The weather outside is beautiful, but we're as busy as ever here at Core: in addition to the newly-launched Coroflot Genius Gallery and the Summer Gift Guide, we're finally seeing the finish line for the First Annual Core77 Design Awards. We're scheduling the live jury announcements throughout the middle of July, but in the meantime, we've got some great behind-the-scenes content for your viewing pleasure. Earlier this week, shared the process that went into the identity for the awards; today, we're pleased to present a more in-depth look at one of our jury teams as they share their thoughts on the challenges at hand.
While Lars Holme Larsen was the head of the Transportation Jury, his colleague and collaborator Jens Martin Skibsted certainly had a fair share of input as one of the jury members: he's been designing award-winning transportation solutions for over decade. Along with rising starchitect Bjarke Ingels, the three Danish designers comprise the design überfirm KiBiSi. We had a chance to pick Skibsted's brain about urban mobility and why it matters more today than ever before.
Core77: KiBiSi certainly constitutes a high-profile "dream team" of Danish designers. Can you comment on the similarities and differences between the collaborative platform and your independent consultancy? Or is it a truly synergistic partnership?
Jens Martin Skibsted: KiBiSi has evolved from a loose constellation to a tight knit company. All product design assignments are made within the KiBiSi Company. Bjarke does all of his architectural work within BIG. I do bikes within Biomega and big-think stuff (books, brand consultancy, speeches) within Skibsted Ideation. Lars is now 100% KiBiSi. Within all frameworks we are driven by ideas. In KiBiSi, we are idea-driven together and we focus on industrial / product design.
The bicycle is arguably a canonical example of industrial design, one that embodies both form and function, and we're always happy to share beautiful designs (at risk of becoming a cycle-centric blog). KiBiSi clearly shares this mentality, both through your unique designs and your strong sense of innovation. But at the end of the day, it's about getting people to ride their bikes—new or vintage, beautiful or ugly, high-tech or low—is this goal beyond the scope of industrial design?
A conscientious designer seems to want to alter the scope of design from being the mercenary of consumption to the arbiter of moral consumption. Obviously designers can't save the world, but they can nudge. Making bikes desirable is within the reach of designers—if they team up with visionary business people.

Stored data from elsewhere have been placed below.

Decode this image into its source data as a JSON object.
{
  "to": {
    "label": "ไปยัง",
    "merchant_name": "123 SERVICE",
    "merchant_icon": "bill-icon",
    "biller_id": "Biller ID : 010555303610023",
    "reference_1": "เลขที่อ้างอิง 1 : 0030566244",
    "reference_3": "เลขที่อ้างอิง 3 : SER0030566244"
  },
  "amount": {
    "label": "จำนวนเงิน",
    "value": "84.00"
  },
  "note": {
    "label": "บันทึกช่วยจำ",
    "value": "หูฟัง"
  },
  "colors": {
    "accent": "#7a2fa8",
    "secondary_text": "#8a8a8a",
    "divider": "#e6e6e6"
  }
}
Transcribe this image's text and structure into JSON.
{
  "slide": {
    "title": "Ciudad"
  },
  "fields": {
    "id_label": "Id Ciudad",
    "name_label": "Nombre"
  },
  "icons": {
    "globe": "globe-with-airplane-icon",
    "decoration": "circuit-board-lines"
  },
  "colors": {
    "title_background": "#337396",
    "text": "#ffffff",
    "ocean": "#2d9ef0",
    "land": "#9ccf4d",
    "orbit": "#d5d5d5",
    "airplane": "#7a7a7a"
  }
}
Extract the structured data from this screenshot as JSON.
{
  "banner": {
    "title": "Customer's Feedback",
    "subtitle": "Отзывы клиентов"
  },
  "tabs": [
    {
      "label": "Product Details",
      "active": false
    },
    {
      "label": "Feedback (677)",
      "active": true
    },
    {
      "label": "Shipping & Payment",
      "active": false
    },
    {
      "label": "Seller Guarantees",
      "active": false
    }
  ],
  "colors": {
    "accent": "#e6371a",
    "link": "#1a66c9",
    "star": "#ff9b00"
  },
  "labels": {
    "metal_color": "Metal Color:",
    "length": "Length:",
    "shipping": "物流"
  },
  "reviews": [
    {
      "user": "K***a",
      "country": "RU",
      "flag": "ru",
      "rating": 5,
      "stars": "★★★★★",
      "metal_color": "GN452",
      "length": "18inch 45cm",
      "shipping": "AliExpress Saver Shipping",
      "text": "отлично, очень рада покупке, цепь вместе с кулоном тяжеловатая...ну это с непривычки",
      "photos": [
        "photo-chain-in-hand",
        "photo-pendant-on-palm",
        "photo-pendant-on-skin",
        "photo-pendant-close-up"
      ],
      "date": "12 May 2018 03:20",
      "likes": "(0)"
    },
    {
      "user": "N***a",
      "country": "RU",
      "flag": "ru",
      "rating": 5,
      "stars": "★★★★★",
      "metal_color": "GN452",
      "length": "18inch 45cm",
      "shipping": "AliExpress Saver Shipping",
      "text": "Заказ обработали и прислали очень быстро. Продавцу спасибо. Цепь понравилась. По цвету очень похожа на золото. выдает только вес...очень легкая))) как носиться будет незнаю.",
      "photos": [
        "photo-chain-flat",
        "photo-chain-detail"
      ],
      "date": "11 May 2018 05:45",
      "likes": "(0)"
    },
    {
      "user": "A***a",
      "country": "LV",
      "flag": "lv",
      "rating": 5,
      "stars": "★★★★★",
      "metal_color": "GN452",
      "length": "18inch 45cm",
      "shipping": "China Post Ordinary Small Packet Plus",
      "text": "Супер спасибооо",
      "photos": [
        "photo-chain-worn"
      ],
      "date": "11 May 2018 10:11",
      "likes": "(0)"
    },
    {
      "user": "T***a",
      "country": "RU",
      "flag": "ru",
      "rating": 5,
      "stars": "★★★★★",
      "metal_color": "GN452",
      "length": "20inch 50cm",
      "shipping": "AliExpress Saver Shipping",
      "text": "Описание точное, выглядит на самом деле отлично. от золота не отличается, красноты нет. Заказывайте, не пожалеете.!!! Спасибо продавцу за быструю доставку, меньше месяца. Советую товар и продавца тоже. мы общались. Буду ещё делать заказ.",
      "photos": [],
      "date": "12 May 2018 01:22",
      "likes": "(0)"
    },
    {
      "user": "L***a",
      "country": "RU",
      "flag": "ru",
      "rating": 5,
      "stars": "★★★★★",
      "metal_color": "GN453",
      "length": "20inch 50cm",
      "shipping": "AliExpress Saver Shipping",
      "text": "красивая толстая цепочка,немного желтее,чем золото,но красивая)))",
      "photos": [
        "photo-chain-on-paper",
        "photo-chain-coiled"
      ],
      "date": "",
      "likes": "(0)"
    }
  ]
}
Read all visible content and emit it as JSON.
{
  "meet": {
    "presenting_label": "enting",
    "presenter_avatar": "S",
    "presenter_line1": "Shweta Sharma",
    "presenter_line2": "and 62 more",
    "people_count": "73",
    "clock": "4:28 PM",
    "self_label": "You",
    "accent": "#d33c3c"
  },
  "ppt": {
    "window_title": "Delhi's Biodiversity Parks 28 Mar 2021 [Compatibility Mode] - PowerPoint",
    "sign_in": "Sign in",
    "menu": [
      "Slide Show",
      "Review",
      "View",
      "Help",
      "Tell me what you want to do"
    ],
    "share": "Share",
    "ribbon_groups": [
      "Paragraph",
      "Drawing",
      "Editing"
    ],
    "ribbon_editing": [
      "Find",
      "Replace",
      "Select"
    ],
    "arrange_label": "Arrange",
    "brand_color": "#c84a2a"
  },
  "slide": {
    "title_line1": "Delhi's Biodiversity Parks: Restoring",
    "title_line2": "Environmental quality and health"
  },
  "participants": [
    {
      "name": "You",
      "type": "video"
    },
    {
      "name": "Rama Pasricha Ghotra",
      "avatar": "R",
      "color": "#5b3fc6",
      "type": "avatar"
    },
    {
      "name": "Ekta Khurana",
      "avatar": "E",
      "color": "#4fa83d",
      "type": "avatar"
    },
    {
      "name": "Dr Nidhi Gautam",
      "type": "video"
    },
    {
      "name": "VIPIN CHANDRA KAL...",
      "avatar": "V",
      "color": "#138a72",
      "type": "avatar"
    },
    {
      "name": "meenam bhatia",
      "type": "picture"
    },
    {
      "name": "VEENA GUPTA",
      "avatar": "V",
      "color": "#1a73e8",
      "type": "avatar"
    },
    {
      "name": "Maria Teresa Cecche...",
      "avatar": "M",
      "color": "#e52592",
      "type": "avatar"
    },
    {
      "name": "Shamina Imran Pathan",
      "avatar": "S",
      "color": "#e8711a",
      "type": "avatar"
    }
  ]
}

Conversely, do you think top-down initiatives can effect change on a local or national scale? In other words, can policy make a difference on the street? Where does the rubber meet the road?
I think the top-down approach can still work in a host of locations where that approach hasn't been used in the service of greening the planet. In China you will see this on a massive scale. Electric bikes, for instance, have been boosted massively there. In India, because of its governance structure (democracy with cities that are subordinated the state) this will be more challenging, but the need is so acute that you will see massive change too. The US does not have a strong green agenda and little best practice to go with regarding green top down initiatives. So, as I see it, capitalist and aspirational forces will have to do.
Copenhagen is a veritable epicenter for cycling advocacy, reflecting Danes' cultural appreciation for cycling as a viable means of everyday transportation. The United States, on the other hand, has been characterized by an all-but-endemic automobile culture for several generations now. What do you think is the best way to actuate a deeper cultural shift in a country of some 300 million residents who are unaccustomed (or outright resistant) to cycling?
We just have to out-compete cars. We will see blue ocean strategies that attempt just that—be it Biomega's design approach or Tesla's Palo Alto approach.
If Hollywood can build a bicycle mythology similar to the one that it built around the car, that could bring hope to many. We need green-centric movies, near future sci-fi flicks where the proponents the oil economy are hunted down like Nazis, Clark-Gable-esque actors kissing a Greta-Garbo-look-a-like in bike-inn cinemas and James Dean-like actors that die on their bicycles on Californian slopes.
Do you think it's possible to 'retrofit' existing cities with the infrastructure to meet the transit needs of the ever-growing urban population? If so, how?
This very much depends on what city. Cities have very different challenges. Detroit and NYC are not really comparable—then try New Delhi and Shanghai. Some places we can retrofit. We can build elevated bike paths, or recapture territory, as with the High Line in New York. Overall, we need to build spaces for 3 billion people in the cities the next 40 years. That's roughly building all cities all over that took us 4,000 years to build in 40. So patchwork will not cut it alone. However if you don't change anything there will simply not be any space for cars—so people will have to seek alternatives regardless. The bicycle is one.
How would you describe the relationship between ethics and urbanism?
I think there urbanism will have to be rethought—it is based on old ad hoc models. Because of the strain that cities will suffer, urban behavior will be moralized.
Anything you'd like to add about the future of transportation and urban mobility?
It has to be bright and it will be designed.